The American chemist Elias James Corey was awarded the 1990 Nobel Prize for chemistry “for his development of the theory and methodology of organic synthesis.” He called his method “retrosynthetic analysis,” a technique for simplifying the synthesis of large complex molecules. He worked out and described in detail a new and fruitful systematic approach to synthetic chemistry. He has synthesized more than 100 substances, including ginkgolide B (a compound extracted from the ginkgo tree and used experimentally to treat asthma) and prostaglandins (hormonelike compounds used to induce labor and treat infertility).

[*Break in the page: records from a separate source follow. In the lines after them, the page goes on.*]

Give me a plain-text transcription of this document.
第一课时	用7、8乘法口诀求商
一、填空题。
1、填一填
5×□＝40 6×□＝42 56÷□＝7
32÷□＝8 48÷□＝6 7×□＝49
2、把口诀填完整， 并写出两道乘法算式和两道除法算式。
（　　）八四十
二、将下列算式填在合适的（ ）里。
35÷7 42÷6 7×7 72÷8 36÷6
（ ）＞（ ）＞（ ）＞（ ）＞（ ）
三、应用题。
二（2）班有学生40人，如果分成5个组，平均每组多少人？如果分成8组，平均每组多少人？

William James Corey was born on July 12, 1928, in Methuen, an industrial town in northeastern Massachusetts, about 30 miles north of Boston. His father, Elias Corey, a businessman, died 18 months later, and his wife changed her son’s name from “William” to “Elias.” He attended the Saint Laurence O’Toole Elementary School in Lawrence (near Methuen) and graduated from Lawrence Public High School at age 16 years in 1945. He then entered the Massachusetts Institute of Technology in Cambridge, from which he received a BS degree in 1948 and a PhD degree in 1951.
After receiving his doctorate, Corey became a lecturer in chemistry at the University of Illinois in Champaign-Urbana, where he taught from 1951 to 1959, becoming an assistant professor in 1953 and a full professor in 1956. From 1955 to 1957, he was a Sloan Foundation Fellow and became a Guggenheim Fellow in 1957.
Corey left the University of Illinois in 1959 to become professor of chemistry at Harvard University, Cambridge, Massachusetts. In 1967, he was appointed the Sheldon Emory Professor and became a Guggenheim Fellow (1968-1969). While at Harvard University, he synthesized about 100 molecules that previously were found only in nature. From 1965 to 1968, he served as chairman of the chemistry department at Harvard University.
Corey has written more than 700 papers on chemical subjects. In his first papers, published in the late 1960s, he described a broad, methodical approach that he called “retrosynthetic analysis.” Before Corey’s method became standard practice, most organic chemists used an ad hoc approach to synthesis. To make complex natural molecules, they first identified a smaller, simpler molecular within its structure that could be made easily or that was already available. Second, they tried to manipulate this simple molecule to generate the more complex target molecule. This method involved considerable trial and error.
In Corey’s method, chemists start with the target molecule and work backward, carefully analyzing its structure and dissecting it piece by piece. By systematically breaking key chemical bonds that join the major components of the target molecule, they ultimately arrive at a set of simple precursors. These precursors can be reassembled into the target molecule in the least possible number of steps using the simplest possible reactions, thereby making the synthesis faster, cheaper, and more efficient. Corey described his method of retrosynthetic analysis in The Logic of Chemical Synthesis, published in 1989.
Elias James Corey has received many awards and honors, including honorary degrees, in addition to the Nobel Prize. In 2001, the islands of Antigua and Barbuda issued a stamp in his honor (Scott No. 2518e).